Projects

HeatMind

Firefighters are faced with myriad stressors from hazardous work conditions and exposure to extreme heat that place their health at significant risks. The intense heat, smoke, shift work, long working hours, and stressful work put firefighters at substantial risk for heat-related injuries, long-term chronic complications, and mental health challenges.

Metabolic Health

Metabolic health refers to the balance and optimal functioning of the body's metabolic processes, including glucose regulation, lipid metabolism, and energy utilization. With the rise of chronic diseases like diabetes, AI-driven technologies have become crucial tools for diabetes management. These technologies leverage data science and artificial intelligence to analyze large volumes of patient data, such as continuous glucose monitoring (CGM) data, to provide personalized insights and interventions. CGM data, collected through wearable devices (like Dexcom, Abbott's FreeStyle Libre, Medtronic etc.), offers real-time monitoring of a patient's blood glucose levels. AI algorithms process this data to generate actionable insights, helping individuals make informed decisions about their diet, medication, and physical activity. By analyzing patterns and trends in CGM data, AI-driven systems can provide predictive alerts for potential hyperglycemic or hypoglycemic events, enabling users to take proactive measures. The integration of AI into diabetes management not only enhances individual control over glucose levels but also facilitates healthcare professionals' ability to provide targeted interventions. As AI technologies continue to evolve, they hold the promise of revolutionizing the way we approach metabolic health, leading to more effective and personalized strategies for diabetes management.

UG Research

Undergrad research projects of Shovito

Course Projects

Academic projects formulated, developed, and demonstrated by Shovito during his undergrad and graduate studies.

Mental Health

Stress and challenges associated with stress management are prevalent problems of modern life. Many physical and mental health problems are driven by or escalate with the degree of stress. Stress has harmful effects on those who suffer from mental and physical health problems. Therefore a comprehensive study of stress and its effect is an important research topic in the mobile health domain. Our research lies at the intersection of sensor systems and machine learning, in which we research methods of detecting stress in real-life settings. We use wearable sensor systems to capture bio-markers of stress and design and develop machine learning algorithms for stress detection and classification. Our research aims to develop tools, methodologies, and algorithms for comprehensive approaches to stress detection and to invent smart interventions strategies to promote the well-being of individuals.

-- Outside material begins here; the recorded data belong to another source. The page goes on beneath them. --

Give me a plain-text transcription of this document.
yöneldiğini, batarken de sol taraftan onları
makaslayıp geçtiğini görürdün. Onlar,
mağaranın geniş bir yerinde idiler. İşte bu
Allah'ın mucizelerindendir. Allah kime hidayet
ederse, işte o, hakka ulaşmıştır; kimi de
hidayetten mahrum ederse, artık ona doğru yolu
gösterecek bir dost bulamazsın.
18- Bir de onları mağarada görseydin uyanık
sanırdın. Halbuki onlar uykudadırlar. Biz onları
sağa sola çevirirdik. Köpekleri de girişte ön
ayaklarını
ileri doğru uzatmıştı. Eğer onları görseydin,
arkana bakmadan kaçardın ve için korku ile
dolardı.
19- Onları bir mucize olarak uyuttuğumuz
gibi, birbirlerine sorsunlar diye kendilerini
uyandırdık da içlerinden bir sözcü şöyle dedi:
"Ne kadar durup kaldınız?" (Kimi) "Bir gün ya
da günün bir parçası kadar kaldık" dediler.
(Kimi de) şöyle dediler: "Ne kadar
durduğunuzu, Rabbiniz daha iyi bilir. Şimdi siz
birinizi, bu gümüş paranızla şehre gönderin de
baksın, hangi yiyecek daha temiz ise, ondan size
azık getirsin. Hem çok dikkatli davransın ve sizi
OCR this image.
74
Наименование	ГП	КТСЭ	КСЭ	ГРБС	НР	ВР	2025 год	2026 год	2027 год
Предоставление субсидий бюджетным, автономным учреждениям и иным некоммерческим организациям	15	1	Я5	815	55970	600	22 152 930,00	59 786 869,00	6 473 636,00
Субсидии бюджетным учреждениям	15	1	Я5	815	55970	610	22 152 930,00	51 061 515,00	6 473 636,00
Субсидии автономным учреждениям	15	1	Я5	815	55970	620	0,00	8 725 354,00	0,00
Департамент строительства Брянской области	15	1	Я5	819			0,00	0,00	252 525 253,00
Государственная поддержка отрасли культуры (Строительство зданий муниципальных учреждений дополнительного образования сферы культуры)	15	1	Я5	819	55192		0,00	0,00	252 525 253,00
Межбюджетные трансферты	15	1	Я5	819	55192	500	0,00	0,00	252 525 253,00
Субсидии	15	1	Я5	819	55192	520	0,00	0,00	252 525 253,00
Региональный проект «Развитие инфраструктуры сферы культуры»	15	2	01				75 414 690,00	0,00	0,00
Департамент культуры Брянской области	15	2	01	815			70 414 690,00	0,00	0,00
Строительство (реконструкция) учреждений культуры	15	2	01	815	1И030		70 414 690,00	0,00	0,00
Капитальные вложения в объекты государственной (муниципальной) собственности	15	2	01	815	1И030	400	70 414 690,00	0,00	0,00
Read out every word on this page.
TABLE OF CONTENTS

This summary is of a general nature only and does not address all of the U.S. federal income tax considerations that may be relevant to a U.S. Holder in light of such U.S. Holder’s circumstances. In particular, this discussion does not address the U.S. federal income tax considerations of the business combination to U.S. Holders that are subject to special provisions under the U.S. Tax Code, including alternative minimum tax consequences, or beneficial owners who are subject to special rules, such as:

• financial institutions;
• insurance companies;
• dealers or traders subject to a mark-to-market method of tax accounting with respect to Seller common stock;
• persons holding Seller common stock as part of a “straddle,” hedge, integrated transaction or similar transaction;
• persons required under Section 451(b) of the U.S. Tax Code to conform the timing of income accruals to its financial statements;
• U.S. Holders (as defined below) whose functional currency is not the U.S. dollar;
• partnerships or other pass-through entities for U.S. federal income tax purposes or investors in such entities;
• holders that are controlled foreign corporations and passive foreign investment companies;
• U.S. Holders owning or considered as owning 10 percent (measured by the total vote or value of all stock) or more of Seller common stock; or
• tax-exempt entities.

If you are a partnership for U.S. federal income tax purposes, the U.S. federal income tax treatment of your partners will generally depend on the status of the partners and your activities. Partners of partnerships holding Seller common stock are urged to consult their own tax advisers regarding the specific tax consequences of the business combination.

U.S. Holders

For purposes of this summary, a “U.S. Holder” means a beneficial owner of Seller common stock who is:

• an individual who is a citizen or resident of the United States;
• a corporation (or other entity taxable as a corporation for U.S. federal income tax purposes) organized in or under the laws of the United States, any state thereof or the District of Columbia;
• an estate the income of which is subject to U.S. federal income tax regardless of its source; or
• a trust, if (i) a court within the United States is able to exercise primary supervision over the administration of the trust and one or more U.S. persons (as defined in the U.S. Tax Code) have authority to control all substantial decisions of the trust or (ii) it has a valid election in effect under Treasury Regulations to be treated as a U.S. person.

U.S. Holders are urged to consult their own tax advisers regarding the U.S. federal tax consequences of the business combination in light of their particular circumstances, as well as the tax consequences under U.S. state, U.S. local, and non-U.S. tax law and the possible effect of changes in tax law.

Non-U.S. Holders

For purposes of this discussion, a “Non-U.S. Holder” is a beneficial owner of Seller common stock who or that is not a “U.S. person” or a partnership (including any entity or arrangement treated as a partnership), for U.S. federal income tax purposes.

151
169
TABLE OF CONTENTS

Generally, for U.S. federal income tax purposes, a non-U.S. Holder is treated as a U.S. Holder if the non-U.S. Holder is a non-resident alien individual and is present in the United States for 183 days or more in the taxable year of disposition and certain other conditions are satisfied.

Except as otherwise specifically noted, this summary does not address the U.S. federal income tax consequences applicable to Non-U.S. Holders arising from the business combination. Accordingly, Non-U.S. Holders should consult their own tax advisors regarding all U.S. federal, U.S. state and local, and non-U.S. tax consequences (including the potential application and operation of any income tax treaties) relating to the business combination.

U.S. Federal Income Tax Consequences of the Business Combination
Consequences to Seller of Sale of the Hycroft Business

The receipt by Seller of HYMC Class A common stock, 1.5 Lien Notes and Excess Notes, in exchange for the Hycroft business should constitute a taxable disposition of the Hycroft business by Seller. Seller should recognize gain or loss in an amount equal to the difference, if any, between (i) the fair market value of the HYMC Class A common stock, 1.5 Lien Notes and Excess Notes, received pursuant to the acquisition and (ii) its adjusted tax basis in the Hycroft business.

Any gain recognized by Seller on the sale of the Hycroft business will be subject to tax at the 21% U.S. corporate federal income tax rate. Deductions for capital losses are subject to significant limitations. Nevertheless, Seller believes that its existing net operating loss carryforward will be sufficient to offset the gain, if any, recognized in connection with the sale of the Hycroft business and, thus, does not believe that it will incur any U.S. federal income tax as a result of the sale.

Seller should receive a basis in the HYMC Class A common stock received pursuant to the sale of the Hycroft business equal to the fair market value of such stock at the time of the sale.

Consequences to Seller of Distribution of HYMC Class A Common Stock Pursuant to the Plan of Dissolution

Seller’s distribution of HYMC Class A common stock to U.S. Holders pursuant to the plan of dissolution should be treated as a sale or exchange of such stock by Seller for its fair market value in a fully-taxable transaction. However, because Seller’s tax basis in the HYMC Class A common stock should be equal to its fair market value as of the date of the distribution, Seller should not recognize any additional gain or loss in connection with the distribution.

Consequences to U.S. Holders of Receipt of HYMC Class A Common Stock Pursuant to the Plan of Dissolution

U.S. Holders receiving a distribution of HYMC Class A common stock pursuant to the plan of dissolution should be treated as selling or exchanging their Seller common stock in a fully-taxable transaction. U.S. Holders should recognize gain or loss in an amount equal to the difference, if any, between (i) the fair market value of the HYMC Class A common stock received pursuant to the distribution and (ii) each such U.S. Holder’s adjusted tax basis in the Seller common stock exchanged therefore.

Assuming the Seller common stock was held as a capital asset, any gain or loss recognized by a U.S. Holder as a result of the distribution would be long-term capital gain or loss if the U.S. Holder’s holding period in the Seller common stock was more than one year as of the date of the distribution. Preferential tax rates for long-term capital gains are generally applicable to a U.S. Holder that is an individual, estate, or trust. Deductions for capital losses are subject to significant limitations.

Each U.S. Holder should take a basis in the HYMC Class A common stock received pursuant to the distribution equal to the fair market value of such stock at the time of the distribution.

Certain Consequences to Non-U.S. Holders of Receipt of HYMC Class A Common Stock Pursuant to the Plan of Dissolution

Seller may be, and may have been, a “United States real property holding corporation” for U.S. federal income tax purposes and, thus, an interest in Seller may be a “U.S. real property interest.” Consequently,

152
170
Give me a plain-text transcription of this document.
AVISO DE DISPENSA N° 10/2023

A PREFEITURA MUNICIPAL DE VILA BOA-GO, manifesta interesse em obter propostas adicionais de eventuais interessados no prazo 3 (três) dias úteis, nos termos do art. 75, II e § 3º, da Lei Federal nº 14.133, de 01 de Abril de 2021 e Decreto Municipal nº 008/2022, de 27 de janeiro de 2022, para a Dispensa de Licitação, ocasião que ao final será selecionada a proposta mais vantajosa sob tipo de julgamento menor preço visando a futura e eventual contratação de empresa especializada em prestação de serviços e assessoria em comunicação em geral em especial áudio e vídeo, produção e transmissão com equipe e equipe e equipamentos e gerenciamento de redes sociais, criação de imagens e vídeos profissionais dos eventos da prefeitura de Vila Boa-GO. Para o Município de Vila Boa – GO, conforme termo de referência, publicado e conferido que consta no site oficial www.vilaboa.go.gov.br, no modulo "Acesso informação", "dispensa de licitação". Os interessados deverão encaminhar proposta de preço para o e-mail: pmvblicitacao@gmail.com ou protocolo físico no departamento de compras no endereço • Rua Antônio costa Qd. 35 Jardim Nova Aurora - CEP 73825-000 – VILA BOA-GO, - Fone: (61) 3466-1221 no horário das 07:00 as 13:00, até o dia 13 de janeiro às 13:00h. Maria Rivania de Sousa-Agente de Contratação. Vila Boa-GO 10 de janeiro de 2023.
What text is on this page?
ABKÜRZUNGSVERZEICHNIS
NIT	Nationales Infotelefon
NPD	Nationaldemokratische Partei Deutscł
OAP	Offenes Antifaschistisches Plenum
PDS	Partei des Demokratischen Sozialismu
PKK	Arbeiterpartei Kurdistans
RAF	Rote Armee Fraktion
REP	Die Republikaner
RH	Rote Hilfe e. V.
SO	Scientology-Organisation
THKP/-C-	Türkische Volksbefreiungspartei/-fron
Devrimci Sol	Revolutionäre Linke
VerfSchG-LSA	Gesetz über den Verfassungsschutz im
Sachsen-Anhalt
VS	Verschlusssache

Human-in-the-Loop Learning

Designing active learning strategies that collect labeled sensor data in uncontrolled environments is challenging because (i) without taking into account user's cognitive factors, active learning places much burden on the user and lowers adoption of the technology; and (ii) the labels expressed by end-users exhibit significant amounts of temporal and spacial variations leading to poor performance of the learned models. In this project, we design, develop, and validate human-in-the-loop technologies that collect sensor data in-the-wild and develop algorithms and tools (i) to maximize the active learning performance taking informativeness of sensor data, burden of data labeling on user, and reliability of prospective labels into account; and (ii) for understanding and inferring complex health events using wearable and mobile sensors.

Gait and Mobility

We develop novel approaches for reliable gait monitoring and investigate applications of wearable-base monitoring in various populations. The utility of wearable sensors for continuous gait monitoring has grown substantially, enabling novel applications on mobility assessment in healthcare. Existing approaches for gait monitoring rely on predefined or experimentally tuned platform parameters and are often platform-specific, parameter-sensitive, and unreliable in noisy environments. To address these challenges, we investigate platform-agnostic and reconfigurable computational approaches to gait monitoring, step counting, mobility assessment, and related problems.